Il perché del lupo, simbolo dell’Irpinia, lo abbiamo già spiegato ricordando come quel termine Hirpus in lingua osca si riferisca proprio al feroce animale, ma perché il bianco ed il verde?

L’Avellino è stata la prima squadra ad indossare la maglia biancoverde in massima serie, colore che la rappresenta nell’immaginario collettivo degli appassionati di calcio, tuttavia le maglie acquisirono il caratteristico colore verde solo nel 1947.

Era il 23 febbraio ed era l’immediato dopoguerra, prima di quella data la divisa dei lupi era di colore bianco – tinta facilmente reperibile – anche se quel candido white si alternava spesso con il rosso-nero e con il giallo-rosso.

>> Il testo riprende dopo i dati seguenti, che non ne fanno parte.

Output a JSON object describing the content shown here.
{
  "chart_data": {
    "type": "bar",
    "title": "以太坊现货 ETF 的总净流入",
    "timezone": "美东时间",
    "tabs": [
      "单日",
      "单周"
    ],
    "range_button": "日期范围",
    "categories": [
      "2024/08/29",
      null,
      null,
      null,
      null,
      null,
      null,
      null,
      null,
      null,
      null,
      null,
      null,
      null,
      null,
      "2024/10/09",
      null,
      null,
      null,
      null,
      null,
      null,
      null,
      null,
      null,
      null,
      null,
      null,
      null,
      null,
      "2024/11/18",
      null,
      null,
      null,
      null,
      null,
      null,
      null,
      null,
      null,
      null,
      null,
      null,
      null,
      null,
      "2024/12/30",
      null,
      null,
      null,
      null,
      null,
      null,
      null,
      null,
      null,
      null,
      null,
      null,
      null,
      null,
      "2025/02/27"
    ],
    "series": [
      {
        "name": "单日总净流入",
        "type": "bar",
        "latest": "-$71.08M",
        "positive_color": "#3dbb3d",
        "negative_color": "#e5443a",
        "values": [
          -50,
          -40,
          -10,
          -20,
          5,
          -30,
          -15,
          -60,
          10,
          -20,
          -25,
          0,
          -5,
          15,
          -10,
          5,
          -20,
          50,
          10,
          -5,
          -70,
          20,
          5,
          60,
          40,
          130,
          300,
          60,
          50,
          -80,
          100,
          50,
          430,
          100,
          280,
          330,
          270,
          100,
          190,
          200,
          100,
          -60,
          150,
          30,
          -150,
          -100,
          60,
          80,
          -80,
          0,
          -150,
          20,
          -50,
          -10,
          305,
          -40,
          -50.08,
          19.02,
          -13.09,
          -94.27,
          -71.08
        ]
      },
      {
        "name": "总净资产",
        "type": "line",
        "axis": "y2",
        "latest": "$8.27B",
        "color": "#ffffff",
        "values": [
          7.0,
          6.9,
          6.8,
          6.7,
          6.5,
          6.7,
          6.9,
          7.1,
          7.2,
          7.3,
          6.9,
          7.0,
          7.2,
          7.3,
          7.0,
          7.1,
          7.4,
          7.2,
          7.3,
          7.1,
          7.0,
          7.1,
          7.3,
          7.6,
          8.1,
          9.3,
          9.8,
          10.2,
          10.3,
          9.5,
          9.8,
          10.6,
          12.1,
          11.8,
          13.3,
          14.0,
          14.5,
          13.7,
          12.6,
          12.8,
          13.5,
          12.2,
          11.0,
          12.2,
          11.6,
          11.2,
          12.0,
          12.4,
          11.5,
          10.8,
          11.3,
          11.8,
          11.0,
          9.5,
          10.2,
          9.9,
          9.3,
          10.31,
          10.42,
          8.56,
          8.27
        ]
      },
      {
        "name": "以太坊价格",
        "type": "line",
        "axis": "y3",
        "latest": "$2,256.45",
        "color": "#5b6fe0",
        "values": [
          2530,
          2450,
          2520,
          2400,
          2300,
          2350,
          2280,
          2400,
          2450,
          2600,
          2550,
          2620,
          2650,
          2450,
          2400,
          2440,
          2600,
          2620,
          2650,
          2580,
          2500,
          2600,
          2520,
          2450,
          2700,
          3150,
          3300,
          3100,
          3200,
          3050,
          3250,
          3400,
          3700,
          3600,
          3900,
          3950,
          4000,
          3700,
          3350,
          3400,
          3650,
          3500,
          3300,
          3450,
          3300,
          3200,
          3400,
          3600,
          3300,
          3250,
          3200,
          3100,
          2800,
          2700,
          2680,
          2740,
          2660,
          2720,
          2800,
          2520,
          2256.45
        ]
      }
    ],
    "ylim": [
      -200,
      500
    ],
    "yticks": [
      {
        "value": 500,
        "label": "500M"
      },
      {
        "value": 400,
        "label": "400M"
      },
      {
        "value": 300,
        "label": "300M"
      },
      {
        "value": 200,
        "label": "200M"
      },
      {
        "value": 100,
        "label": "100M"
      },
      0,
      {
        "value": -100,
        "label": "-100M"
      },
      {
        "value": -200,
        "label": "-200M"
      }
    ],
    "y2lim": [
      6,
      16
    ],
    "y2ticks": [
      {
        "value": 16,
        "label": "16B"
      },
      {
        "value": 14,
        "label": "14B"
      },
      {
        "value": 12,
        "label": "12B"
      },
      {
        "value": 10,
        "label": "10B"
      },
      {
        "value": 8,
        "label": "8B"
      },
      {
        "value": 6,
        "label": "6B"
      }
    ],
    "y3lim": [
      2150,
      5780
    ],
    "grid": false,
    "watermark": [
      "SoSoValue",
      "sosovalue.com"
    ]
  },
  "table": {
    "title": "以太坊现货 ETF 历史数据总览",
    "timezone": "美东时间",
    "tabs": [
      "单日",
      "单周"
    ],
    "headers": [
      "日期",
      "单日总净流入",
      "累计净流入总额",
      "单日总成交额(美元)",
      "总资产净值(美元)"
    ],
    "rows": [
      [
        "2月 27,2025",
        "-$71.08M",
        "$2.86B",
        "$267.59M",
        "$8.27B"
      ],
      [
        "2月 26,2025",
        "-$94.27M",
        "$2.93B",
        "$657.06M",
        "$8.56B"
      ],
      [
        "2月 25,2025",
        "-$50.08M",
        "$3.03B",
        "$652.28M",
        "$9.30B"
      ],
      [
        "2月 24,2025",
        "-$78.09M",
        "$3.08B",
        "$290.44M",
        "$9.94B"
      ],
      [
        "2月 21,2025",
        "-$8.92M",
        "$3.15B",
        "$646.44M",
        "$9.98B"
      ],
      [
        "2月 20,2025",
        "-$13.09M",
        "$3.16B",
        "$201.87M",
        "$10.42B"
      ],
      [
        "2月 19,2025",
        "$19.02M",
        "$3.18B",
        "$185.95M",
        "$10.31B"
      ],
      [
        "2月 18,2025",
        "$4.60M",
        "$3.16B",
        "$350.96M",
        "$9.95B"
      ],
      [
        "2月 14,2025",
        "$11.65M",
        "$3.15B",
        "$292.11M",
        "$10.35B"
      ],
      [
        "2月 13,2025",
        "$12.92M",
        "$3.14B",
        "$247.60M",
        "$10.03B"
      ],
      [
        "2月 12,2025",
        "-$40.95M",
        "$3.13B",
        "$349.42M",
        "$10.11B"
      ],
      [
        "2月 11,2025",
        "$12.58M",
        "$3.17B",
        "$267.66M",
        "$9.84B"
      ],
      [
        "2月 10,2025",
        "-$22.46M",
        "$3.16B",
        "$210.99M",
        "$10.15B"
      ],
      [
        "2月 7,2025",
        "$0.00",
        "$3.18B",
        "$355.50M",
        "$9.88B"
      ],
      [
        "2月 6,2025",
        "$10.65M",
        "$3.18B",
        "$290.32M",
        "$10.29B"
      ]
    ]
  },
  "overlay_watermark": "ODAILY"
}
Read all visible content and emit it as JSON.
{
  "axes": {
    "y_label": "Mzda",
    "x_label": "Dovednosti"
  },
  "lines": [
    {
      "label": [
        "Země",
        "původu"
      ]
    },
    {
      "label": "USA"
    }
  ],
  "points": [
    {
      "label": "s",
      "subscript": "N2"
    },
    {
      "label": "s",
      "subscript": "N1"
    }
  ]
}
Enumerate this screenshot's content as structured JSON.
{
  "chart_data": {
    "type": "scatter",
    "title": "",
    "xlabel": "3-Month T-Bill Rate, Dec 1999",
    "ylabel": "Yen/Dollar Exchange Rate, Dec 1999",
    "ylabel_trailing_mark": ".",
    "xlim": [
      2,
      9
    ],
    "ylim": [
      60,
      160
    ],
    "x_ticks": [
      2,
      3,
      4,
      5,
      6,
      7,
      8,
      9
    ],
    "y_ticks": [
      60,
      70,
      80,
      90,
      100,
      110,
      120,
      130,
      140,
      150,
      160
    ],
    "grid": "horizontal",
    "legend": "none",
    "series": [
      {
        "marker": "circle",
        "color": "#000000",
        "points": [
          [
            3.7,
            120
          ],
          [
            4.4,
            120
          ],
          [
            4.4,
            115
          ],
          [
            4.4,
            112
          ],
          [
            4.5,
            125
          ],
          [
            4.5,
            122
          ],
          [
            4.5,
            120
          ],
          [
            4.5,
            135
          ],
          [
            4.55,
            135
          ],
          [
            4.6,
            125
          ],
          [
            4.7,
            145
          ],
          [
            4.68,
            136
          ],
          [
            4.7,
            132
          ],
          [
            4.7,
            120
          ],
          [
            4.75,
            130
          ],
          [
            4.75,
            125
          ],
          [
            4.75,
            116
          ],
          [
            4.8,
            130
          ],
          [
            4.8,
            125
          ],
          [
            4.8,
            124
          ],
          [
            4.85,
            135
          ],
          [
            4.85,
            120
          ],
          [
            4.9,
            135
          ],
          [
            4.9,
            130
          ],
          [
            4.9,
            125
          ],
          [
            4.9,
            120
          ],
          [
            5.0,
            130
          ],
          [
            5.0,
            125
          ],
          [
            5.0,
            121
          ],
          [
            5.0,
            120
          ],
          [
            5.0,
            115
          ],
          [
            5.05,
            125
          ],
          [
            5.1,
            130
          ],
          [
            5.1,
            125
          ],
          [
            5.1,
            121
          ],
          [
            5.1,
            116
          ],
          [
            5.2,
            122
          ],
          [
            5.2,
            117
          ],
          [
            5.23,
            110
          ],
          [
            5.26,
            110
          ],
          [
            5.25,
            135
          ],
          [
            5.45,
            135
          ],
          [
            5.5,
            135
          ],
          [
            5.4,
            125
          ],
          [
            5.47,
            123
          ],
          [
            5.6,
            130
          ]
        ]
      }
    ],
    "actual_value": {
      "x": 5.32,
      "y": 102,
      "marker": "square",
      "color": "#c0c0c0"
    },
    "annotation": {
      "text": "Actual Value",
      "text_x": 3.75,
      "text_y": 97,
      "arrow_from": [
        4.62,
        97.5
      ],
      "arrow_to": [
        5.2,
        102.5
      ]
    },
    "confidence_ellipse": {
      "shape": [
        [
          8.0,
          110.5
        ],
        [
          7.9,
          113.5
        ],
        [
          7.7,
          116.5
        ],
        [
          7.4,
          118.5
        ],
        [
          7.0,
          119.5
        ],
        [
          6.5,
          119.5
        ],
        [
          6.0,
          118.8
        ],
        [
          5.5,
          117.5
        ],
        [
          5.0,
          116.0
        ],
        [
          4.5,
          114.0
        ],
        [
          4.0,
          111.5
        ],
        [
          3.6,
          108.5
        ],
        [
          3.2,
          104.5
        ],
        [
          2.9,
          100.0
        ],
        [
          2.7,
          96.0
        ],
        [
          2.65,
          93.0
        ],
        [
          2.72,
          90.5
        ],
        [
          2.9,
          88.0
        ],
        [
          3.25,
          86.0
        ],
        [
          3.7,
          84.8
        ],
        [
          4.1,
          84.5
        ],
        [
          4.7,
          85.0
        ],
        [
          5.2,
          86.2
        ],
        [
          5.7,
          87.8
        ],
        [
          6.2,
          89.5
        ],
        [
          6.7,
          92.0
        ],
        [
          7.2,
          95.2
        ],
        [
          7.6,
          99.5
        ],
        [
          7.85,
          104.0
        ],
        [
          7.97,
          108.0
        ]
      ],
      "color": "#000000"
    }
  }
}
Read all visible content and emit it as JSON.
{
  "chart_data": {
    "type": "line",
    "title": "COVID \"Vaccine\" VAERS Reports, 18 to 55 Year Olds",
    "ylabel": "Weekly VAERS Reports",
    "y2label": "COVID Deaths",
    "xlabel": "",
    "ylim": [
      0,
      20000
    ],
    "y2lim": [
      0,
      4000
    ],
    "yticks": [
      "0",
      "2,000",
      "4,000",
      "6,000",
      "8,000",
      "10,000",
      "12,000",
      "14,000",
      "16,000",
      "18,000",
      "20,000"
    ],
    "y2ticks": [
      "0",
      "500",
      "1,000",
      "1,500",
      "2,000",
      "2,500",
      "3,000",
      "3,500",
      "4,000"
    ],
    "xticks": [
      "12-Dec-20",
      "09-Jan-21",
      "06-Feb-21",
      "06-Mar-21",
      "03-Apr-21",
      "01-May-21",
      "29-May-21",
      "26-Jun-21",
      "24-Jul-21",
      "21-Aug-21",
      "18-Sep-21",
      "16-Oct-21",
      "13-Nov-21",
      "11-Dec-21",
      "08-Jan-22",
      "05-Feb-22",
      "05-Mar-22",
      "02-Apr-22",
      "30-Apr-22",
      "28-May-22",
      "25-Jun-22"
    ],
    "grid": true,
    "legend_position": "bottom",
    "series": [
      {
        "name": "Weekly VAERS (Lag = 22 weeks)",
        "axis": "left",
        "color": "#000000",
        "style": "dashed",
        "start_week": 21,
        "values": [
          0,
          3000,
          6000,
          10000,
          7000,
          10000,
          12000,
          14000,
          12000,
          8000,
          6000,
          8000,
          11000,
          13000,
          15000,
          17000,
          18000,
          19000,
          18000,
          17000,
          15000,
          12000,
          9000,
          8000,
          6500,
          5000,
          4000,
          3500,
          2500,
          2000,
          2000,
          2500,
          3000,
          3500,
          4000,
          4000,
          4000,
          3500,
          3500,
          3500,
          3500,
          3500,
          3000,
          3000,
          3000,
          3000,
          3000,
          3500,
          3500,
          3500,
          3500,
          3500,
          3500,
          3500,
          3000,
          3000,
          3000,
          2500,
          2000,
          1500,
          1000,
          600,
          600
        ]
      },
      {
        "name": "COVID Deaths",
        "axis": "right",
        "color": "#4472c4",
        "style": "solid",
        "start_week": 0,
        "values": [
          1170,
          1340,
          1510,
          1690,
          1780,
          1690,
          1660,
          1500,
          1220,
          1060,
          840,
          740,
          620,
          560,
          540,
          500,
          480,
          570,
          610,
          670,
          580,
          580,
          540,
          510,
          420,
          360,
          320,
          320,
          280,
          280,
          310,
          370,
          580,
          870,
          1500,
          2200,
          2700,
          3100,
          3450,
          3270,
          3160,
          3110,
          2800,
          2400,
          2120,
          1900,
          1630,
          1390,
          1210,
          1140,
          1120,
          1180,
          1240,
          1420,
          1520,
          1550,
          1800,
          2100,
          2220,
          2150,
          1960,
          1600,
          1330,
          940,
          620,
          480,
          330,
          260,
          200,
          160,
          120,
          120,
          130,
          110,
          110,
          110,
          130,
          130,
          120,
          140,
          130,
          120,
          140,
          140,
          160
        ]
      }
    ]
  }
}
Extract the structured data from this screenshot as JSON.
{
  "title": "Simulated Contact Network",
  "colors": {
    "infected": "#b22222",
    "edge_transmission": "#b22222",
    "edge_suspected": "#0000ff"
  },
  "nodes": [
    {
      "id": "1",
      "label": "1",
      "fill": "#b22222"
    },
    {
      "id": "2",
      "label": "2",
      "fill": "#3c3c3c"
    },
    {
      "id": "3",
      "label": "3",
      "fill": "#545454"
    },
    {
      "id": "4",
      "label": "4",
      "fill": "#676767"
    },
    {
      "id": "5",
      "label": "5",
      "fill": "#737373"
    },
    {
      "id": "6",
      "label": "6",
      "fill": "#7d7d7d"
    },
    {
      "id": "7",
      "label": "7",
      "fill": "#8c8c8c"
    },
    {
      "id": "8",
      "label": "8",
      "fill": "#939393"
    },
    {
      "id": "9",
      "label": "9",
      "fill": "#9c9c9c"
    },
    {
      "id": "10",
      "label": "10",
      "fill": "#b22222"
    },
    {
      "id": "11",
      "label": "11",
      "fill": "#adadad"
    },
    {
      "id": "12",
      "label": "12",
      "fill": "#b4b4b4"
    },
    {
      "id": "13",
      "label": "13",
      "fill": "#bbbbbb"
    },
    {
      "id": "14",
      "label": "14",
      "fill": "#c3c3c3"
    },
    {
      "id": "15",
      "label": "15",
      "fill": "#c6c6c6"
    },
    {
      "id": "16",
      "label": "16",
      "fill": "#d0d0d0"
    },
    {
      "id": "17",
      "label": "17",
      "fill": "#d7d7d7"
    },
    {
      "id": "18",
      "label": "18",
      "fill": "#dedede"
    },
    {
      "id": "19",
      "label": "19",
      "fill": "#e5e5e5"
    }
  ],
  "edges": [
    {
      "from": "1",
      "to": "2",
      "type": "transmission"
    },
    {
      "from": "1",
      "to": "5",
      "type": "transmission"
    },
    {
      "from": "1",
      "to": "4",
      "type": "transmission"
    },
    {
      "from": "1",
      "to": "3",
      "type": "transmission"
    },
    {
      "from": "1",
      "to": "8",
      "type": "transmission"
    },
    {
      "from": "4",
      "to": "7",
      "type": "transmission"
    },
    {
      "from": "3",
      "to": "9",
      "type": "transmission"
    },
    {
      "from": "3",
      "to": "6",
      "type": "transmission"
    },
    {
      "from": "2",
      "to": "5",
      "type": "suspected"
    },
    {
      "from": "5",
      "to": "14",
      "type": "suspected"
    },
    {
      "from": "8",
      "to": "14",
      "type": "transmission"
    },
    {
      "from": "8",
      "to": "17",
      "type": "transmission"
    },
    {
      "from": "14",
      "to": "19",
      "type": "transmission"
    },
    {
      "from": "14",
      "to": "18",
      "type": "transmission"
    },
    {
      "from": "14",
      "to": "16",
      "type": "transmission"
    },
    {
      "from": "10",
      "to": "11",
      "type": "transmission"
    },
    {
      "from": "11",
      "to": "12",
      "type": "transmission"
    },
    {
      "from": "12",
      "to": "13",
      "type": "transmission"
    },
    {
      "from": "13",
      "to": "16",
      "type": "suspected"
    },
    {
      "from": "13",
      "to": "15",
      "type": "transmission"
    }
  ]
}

Come detto era il 23 febbraio, il campionato era quello di Serie C della Lega Sud, girone B, le uniche due squadre campane inserite nel lotto erano Benevento e, appunto, Avellino. Prima degli anni ’20, molto più di ora, il derby era contrassegnato da episodi di violenza, di contrasti, tanto che si andava spesso fuori dalla mera sfera calcistica.

anthemis
Il liquore Anthemis

Era il 23 febbraio, o meglio era qualche giorno prima del 23 febbraio, e nei due capoluoghi non si parlava d’altro, di quale città fosse migliore tra le due e si parlava anche di liquore, qual era il più dolce, il famosissimo Strega, della famiglia Alberti di Benevento, o l’Anthemis, la leggendaria goccia di smeraldo, prodotta dai padri Benedettini dell’abbazia di Montevergine?

Arriva dunque il 23 febbraio e le due squadre scendono in campo rispettivamente con i colori che identificavano i due distillati: verde (con colletto bianco) per l’Anthemis e giallo per lo Strega. Quel giorno vinse il Benevento per 1-0, ma quel 23 febbraio passò alla storia per essere il giorno in cui il colore verde identificò per sempre le maglie dell’Avellino Calcio.

Ovviamente la vicenda non viene confermata del tutto dalle fonti beneventane e della storia c’è anche la versione più poetica che fa derivare la scelta dei colori al verde dei monti che circondano la valle di Avellino e i bianco della neve che li ricopre d’inverno.

Più o meno le storie possono anche combaciare, perché sempre secondo la leggenda, quel liquore dal gusto forte e delicato di produzione monastica trova le sue origini in un piccolo fiore profumato situato sulla sommità del Partenio. A rendere ancora più favolistica la storia è il presunto potere dell’Anthemis, che scaccerebbe la malasorte degli stregoni.

Infine un’ultima versione vuole che fu il presidente Annino Abate a scegliere quel colore, perché gli ricordava la sua terra e nessun altro colore avrebbe potuto rappresentare la squadra di Avellino, capoluogo di un territorio verde per antonomasia: “la verde Irpinia”, piccola Irlanda dell’Italia meridionale.